Las fábulas se presentan como apologías de lo pequeño, actos triunfales elevados para celebrar el éxito de la gente menuda. De ahí que otro poeta, Alphonse de Lamartine haya reprochado siglos después a La Fontaine su estrechez y Rousseau temiese que el niño educado en La Fontaine se volviese egoísta y burlón como la hormiga. Pero el punto de La Fontaine es menos su doctrina que el ritmo y el timbre en que están expuestas sus fábulas, y el impulso humorístico de su exposición.

La fuerza del pequeño débil sobre el grande poderoso, la solidaridad servicial entre los diversos protagonistas de esa comedia llamada el Reino Animal, la eficacia del saber rural frente al urbano y en todos los órdenes una crítica de la grandeza hacen de las fábulas de La Fontaine una pieza excepcional en el llamado Gran Siglo. La Fontaine presentó sus fábulas como traducciones: lo son no sólo del griego y del latín al francés sino a ese variado conjunto de lenguas, usos y actitudes que confluyen en la lengua francesa del siglo xvii, ya pulida por la urgencia de la conversación civilizada, pero todavía impregnada de gestos y caudas barrocas.

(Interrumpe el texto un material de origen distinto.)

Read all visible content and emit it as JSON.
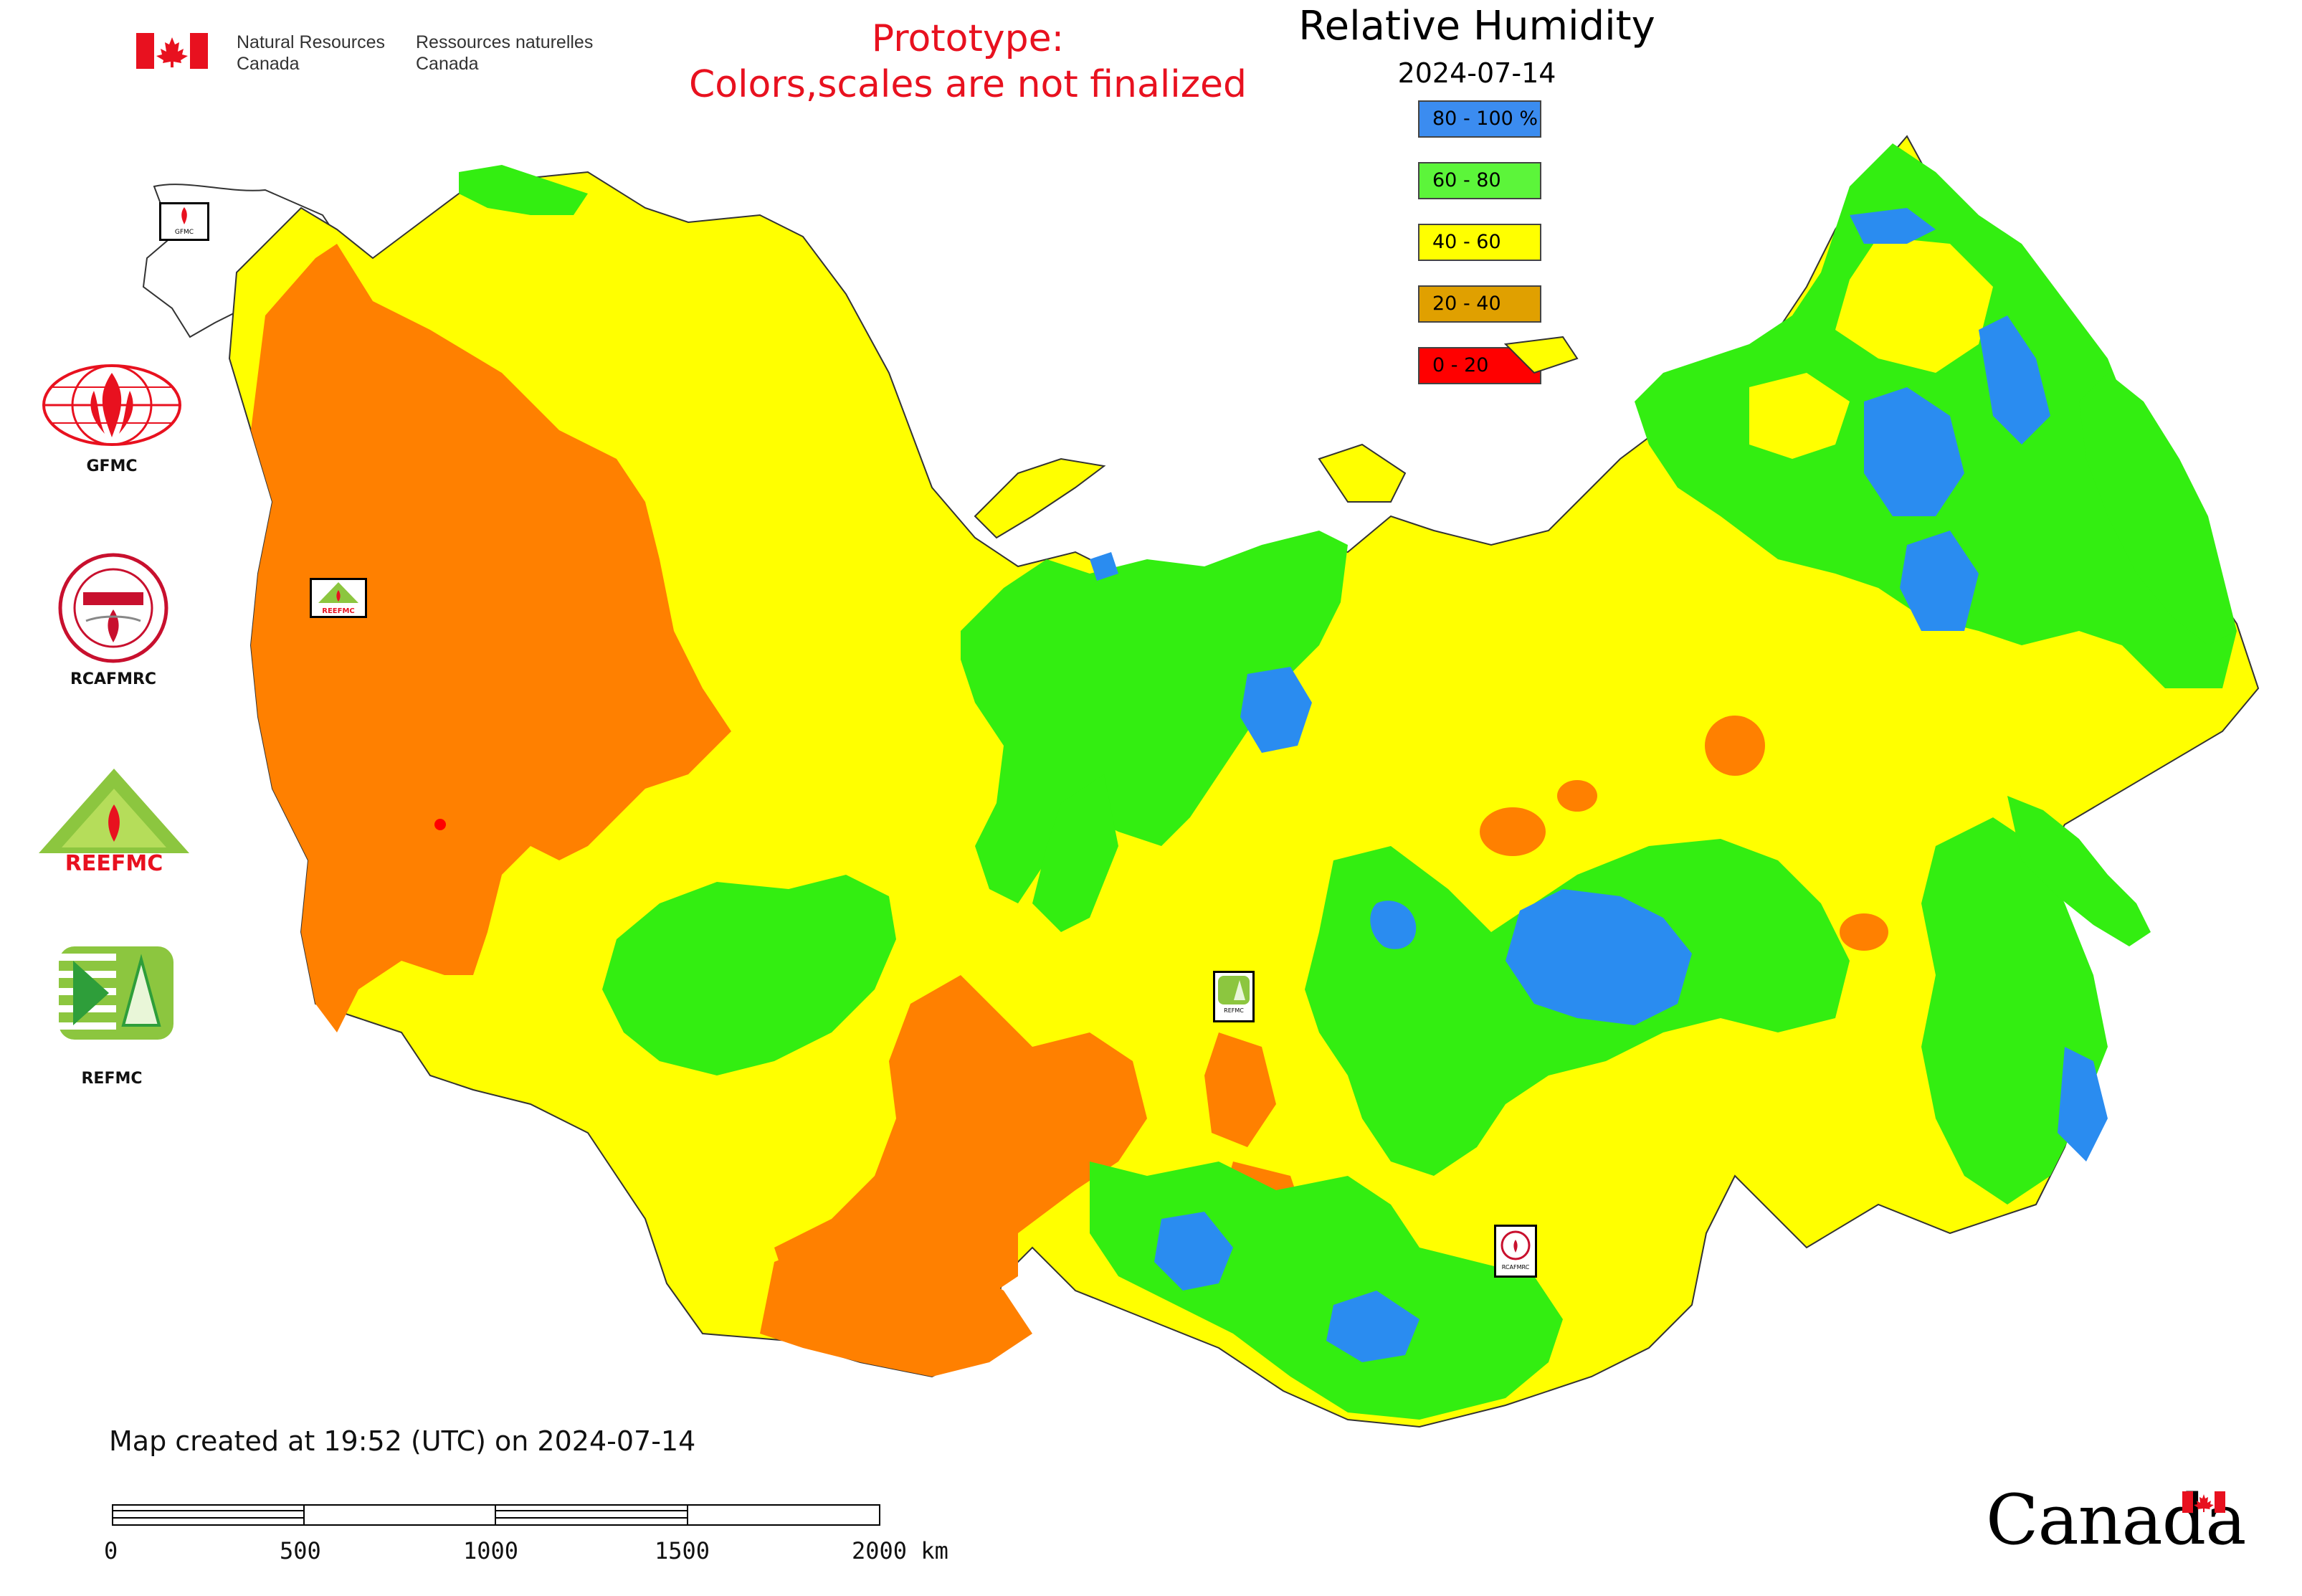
{
  "header": {
    "nrcan_en_line1": "Natural Resources",
    "nrcan_en_line2": "Canada",
    "nrcan_fr_line1": "Ressources naturelles",
    "nrcan_fr_line2": "Canada",
    "prototype_line1": "Prototype:",
    "prototype_line2": "Colors,scales are not finalized"
  },
  "map": {
    "title": "Relative Humidity",
    "date": "2024-07-14",
    "legend": [
      {
        "label": "80 - 100 %",
        "color": "#3b8cf0"
      },
      {
        "label": "60 - 80",
        "color": "#5cf53a"
      },
      {
        "label": "40 - 60",
        "color": "#ffff00"
      },
      {
        "label": "20 - 40",
        "color": "#e0a000"
      },
      {
        "label": "0 - 20",
        "color": "#ff0000"
      }
    ],
    "region_colors": {
      "dry_20_40": "#ff8000",
      "moderate_40_60": "#ffff00",
      "humid_60_80": "#33ee11",
      "wet_80_100": "#2a8cf0",
      "very_dry_0_20": "#ff0000"
    }
  },
  "logos": [
    {
      "label": "GFMC",
      "icon": "gfmc-logo-icon"
    },
    {
      "label": "RCAFMRC",
      "icon": "rcafmrc-logo-icon"
    },
    {
      "label": "",
      "icon": "reefmc-logo-icon",
      "inner_text": "REEFMC"
    },
    {
      "label": "REFMC",
      "icon": "refmc-logo-icon"
    }
  ],
  "map_markers": [
    {
      "label": "GFMC"
    },
    {
      "label": "REEFMC"
    },
    {
      "label": "REFMC"
    },
    {
      "label": "RCAFMRC"
    }
  ],
  "footer": {
    "created_text": "Map created at 19:52 (UTC) on 2024-07-14",
    "scale_labels": [
      "0",
      "500",
      "1000",
      "1500",
      "2000 km"
    ],
    "wordmark": "Canada"
  }
}
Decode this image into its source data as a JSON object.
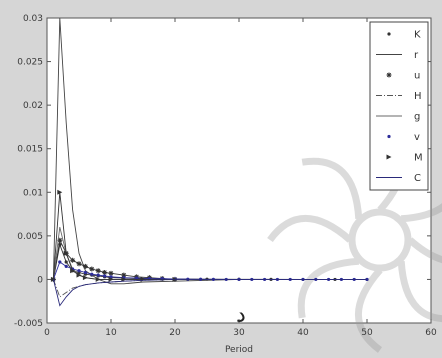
{
  "chart_data": {
    "type": "line",
    "title": "",
    "xlabel": "Period",
    "ylabel": "",
    "xlim": [
      0,
      60
    ],
    "ylim": [
      -0.005,
      0.03
    ],
    "xticks": [
      "0",
      "10",
      "20",
      "30",
      "40",
      "50",
      "60"
    ],
    "yticks": [
      "-0.005",
      "0",
      "0.005",
      "0.01",
      "0.015",
      "0.02",
      "0.025",
      "0.03"
    ],
    "grid": false,
    "legend_position": "top-right",
    "annotation": "د",
    "series": [
      {
        "name": "K",
        "marker": "dot",
        "color": "#333333",
        "x": [
          1,
          2,
          3,
          4,
          5,
          6,
          7,
          8,
          9,
          10,
          12,
          14,
          16,
          18,
          20,
          25,
          30,
          35,
          40,
          45,
          50
        ],
        "y": [
          0,
          0.004,
          0.002,
          0.001,
          0.0008,
          0.0006,
          0.0005,
          0.0004,
          0.0003,
          0.0002,
          0.00015,
          0.0001,
          8e-05,
          6e-05,
          5e-05,
          3e-05,
          2e-05,
          1e-05,
          0,
          0,
          0
        ]
      },
      {
        "name": "r",
        "marker": "none",
        "color": "#444444",
        "x": [
          1,
          2,
          3,
          4,
          5,
          6,
          8,
          10,
          12,
          15,
          20,
          25,
          30,
          40,
          50
        ],
        "y": [
          0,
          0.03,
          0.018,
          0.008,
          0.003,
          0.001,
          0,
          -0.0005,
          -0.0005,
          -0.0003,
          -0.0002,
          -0.0001,
          0,
          0,
          0
        ]
      },
      {
        "name": "u",
        "marker": "asterisk",
        "color": "#333333",
        "x": [
          1,
          2,
          3,
          4,
          5,
          6,
          7,
          8,
          9,
          10,
          12,
          14,
          16,
          18,
          20
        ],
        "y": [
          0,
          0.0045,
          0.003,
          0.0022,
          0.0018,
          0.0015,
          0.0012,
          0.001,
          0.0008,
          0.0007,
          0.0005,
          0.0003,
          0.0002,
          0.0001,
          0
        ]
      },
      {
        "name": "H",
        "marker": "dashdot",
        "color": "#555555",
        "x": [
          1,
          2,
          3,
          4,
          5,
          6,
          8,
          10,
          12,
          15,
          20,
          30,
          40,
          50
        ],
        "y": [
          0,
          -0.002,
          -0.0015,
          -0.001,
          -0.0008,
          -0.0006,
          -0.0004,
          -0.0003,
          -0.0002,
          -0.0001,
          0,
          0,
          0,
          0
        ]
      },
      {
        "name": "g",
        "marker": "none",
        "color": "#6a6a6a",
        "x": [
          1,
          2,
          3,
          4,
          5,
          6,
          8,
          10,
          12,
          15,
          20,
          30,
          40,
          50
        ],
        "y": [
          0,
          0.006,
          0.003,
          0.0012,
          0.0005,
          0.0002,
          0,
          0,
          0,
          0,
          0,
          0,
          0,
          0
        ]
      },
      {
        "name": "v",
        "marker": "dot",
        "color": "#2d2d9a",
        "x": [
          1,
          2,
          3,
          4,
          5,
          6,
          7,
          8,
          9,
          10,
          12,
          14,
          16,
          18,
          20,
          22,
          24,
          26,
          28,
          30,
          32,
          34,
          36,
          38,
          40,
          42,
          44,
          46,
          48,
          50
        ],
        "y": [
          0,
          0.002,
          0.0015,
          0.0012,
          0.001,
          0.0008,
          0.0006,
          0.0005,
          0.0004,
          0.0003,
          0.0002,
          0.00015,
          0.0001,
          8e-05,
          5e-05,
          3e-05,
          2e-05,
          1e-05,
          0,
          0,
          0,
          0,
          0,
          0,
          0,
          0,
          0,
          0,
          0,
          0
        ]
      },
      {
        "name": "M",
        "marker": "triangle",
        "color": "#333333",
        "x": [
          1,
          2,
          3,
          4,
          5,
          6,
          8,
          10,
          12,
          15,
          20
        ],
        "y": [
          0,
          0.01,
          0.003,
          0.001,
          0.0005,
          0.0002,
          0,
          0,
          0,
          0,
          0
        ]
      },
      {
        "name": "C",
        "marker": "none",
        "color": "#2a2a7a",
        "x": [
          1,
          2,
          3,
          4,
          5,
          6,
          7,
          8,
          10,
          12,
          15,
          20,
          25,
          30,
          40,
          50
        ],
        "y": [
          0,
          -0.003,
          -0.002,
          -0.0012,
          -0.0008,
          -0.0006,
          -0.0005,
          -0.0004,
          -0.0003,
          -0.0002,
          -0.0001,
          0,
          0,
          0,
          0,
          0
        ]
      }
    ]
  }
}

Las fábulas caben ser leídas así como un monumento a la red de pactos sociales que sostienen al Antiguo Régimen. Pero esa diversidad de hablas y parlas, de tesoros verbales puede confluir en una lengua gracias a su discreción. Es el libro que expresa al Antiguo Propietario Rural contra los amanuenses y cortesanos del Nuevo Estado Absoluto, la obra que expresa la filosofía a la par sabia y mezquina del tendero del pueblo que sabe que para transitar por la vida es preciso comprar y vender con moneda menuda y no andar presuntuosamente exhibiendo los billetes grandes que nadie puede cambiar. Una filosofía algo mezquina y poco aventurera como corresponde por lo general a la prudencia y a la práctica moral. Hay sin duda líneas de cruce entre Descartes y La Fontaine. Una es, desde luego, la del desencanto que profana al mundo al someterlo a un Discurso del método. Y aquí cabe hacer notar que La Fontaine abre un teatro para los animales, convoca órficamente a las legiones bestiales para mejor extender las condiciones de una convivencia fundada en el derecho natural.